Alex Rodriguez was among 13 players suspended by Major League Baseball on Monday for violating the league’s anti-doping protocols, the biggest single-day drug action in the sport’s history.
Rodriguez is planning to appeal his ban, which would begin Thursday and would be for 211 games, through the 2014 season — by far the longest levied by the league for a doping violation. The league cited his “use and possession of numerous forms of prohibited, performance-enhancing substances” over many years.
As baseball announced its unprecedented sanctions, Rodriguez, the New York Yankees’ high-profile third baseman, was preparing to make his 2013 major league debut Monday night against the Chicago White Sox. Rodriguez, who has been recovering from hip surgery and a quadriceps strain, is eligible to play until his appeal is heard by an arbitrator, meaning he can probably play out the season with a lengthy possible ban looming.
In a news conference before the Yankees’ game in Chicago, Rodriguez declined to discuss the suspension or accusations that he used banned substances, but he reiterated his intent to challenge the league’s ruling.
“I’m not going to get into any of that today,” he said. “What we’ve always fought for was for the process, and I think we have that and at some point we’ll sit in front of an arbiter and give our case. And that’s as much as I feel comfortable telling you right now.”
Sidelined since hip surgery in January, Rodriguez rejoined the Yankees five hours after the suspension in a series opener in Chicago against the White Sox, playing third base and batting fourth. Booed loudly when he walked to the plate, Rodriguez blooped a single to left field in the second inning, flew out in the fourth and sixth and struck out looking in the eighth as the Yankees lost 8-1.
Once considered among the best players in the game, Rodriguez received a far stiffer penalty than the others cited by baseball on Monday, all accepting 50-game suspensions that effectively ended their 2013 seasons. Among the others were three 2013 All-Stars — Texas Rangers outfielder Nelson Cruz, San Diego Padres shortstop Everth Cabrera and Detroit Tigers shortstop Jhonny Peralta.
Also agreeing to 50-game bans were Yankees catcher Francisco Cervelli and outfielder Fernando Martinez; Philadelphia pitcher Antonio Bastardo, Seattle catcher Jesus Montero, New York Mets infielder Jordany Valdespin and outfielder Cesar Puello, Houston pitcher Sergio Escalona and free agent pitchers Fautino De Los Santos and Jordan Norberto.

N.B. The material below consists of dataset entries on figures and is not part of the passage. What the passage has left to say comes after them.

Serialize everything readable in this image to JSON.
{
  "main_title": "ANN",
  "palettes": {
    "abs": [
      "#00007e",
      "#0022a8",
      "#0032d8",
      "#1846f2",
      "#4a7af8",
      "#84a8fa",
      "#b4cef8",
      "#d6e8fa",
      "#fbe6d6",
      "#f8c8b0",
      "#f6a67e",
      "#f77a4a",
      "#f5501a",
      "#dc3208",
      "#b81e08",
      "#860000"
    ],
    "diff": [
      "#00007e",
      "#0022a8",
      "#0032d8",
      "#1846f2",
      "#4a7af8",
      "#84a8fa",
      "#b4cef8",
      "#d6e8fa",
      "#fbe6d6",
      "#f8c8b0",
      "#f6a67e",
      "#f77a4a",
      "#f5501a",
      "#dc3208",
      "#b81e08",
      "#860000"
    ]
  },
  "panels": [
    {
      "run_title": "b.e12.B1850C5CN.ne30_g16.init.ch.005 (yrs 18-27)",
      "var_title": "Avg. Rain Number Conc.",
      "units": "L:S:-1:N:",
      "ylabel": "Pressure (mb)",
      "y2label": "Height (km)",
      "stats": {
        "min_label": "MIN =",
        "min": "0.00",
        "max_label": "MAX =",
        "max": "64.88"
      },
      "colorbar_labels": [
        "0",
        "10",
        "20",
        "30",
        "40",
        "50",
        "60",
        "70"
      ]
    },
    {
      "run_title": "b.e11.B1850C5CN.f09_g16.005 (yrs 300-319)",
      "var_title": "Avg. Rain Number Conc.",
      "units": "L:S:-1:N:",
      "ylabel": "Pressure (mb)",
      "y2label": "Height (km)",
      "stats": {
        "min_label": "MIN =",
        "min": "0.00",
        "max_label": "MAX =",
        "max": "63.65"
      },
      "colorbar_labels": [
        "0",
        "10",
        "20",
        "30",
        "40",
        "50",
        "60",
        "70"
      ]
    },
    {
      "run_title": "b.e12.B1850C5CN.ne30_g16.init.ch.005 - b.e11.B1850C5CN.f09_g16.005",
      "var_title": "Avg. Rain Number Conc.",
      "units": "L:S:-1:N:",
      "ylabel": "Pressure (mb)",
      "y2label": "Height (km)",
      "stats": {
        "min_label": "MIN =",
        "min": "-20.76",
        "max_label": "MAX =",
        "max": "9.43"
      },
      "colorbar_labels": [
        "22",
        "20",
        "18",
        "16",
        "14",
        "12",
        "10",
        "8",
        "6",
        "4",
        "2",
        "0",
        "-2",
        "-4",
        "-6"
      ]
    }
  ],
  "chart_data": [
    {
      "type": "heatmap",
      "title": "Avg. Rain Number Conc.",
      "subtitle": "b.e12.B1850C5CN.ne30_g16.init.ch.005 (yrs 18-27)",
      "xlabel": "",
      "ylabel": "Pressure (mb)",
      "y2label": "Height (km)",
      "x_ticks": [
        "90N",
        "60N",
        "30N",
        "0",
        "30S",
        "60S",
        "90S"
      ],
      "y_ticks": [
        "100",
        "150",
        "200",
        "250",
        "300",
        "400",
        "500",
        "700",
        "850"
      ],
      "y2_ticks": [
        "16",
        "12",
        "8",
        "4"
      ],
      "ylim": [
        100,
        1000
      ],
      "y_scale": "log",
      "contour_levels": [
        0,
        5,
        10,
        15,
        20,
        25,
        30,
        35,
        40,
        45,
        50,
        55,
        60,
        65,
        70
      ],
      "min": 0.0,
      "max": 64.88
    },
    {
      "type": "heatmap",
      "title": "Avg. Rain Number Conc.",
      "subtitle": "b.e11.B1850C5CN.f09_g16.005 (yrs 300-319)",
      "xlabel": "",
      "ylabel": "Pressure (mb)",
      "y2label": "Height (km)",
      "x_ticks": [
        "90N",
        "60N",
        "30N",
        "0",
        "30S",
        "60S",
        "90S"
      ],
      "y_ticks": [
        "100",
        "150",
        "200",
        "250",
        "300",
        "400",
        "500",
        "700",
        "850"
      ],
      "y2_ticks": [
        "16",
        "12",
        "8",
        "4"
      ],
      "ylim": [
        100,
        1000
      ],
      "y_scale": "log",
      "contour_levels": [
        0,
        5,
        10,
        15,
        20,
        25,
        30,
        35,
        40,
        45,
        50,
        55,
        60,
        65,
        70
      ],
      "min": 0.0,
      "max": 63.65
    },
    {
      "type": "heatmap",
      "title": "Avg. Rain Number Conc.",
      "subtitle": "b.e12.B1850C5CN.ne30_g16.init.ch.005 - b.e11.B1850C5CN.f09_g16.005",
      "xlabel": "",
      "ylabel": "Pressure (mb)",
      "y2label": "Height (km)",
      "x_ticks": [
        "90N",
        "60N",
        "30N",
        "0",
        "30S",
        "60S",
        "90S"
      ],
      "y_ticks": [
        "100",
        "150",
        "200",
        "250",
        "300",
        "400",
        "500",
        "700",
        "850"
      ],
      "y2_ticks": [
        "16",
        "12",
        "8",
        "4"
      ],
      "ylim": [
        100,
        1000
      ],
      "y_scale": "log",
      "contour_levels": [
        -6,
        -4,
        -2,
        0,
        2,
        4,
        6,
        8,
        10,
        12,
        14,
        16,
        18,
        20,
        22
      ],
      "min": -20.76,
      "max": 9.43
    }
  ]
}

The suspensions stem from the league’s investigation into Biogenesis, a South Florida anti-aging clinic run by Anthony P. Bosch. With Bosch’s cooperation, baseball claimed its biggest trophies in its fight against performance-enhancing drugs.
For the past six months, since The Miami New Times published its account of Bosch’s providing drugs to professional athletes, including Rodriguez, baseball investigators have intensified their pursuit.
While the players’ association has fought many drug penalties in the past three decades, attitudes of its membership have shifted sharply in recent years and union staff encouraged settlements in the Biogenesis probe.
Rodriguez is the only player planning to appeal, and the union’s executive director, Michael Weiner, called his suspension “way too harsh.”
“We’ve never had a 200-plus-[game] penalty for a player who may have used drugs, and you know, among other things I just think that is way out of line,” Weiner said in a call with reporters.
Commissioner Bud Selig, however, said the suspension was within the bounds of the league’s anti-doping rules, saying in a statement that baseball “conducted a thorough, aggressive investigation guided by facts so that we could justly enforce our rules.”
The game’s Joint Drug Agreement allows players to appeal suspensions in front of an independent arbitrator, Fredric Horowitz of Santa Monica, Calif. Rodriguez’s case is expected to be heard within three weeks, but Horowitz isn’t expected to rule until November or December at the earliest.
The 38-year-old superstar received the harshest penalty, MLB said, because he tried to impede its probe; used and possessed numerous illegal substances, including testosterone and human-growth hormone; and misled officials about his past drug use.
The Associated Press contributed to this report.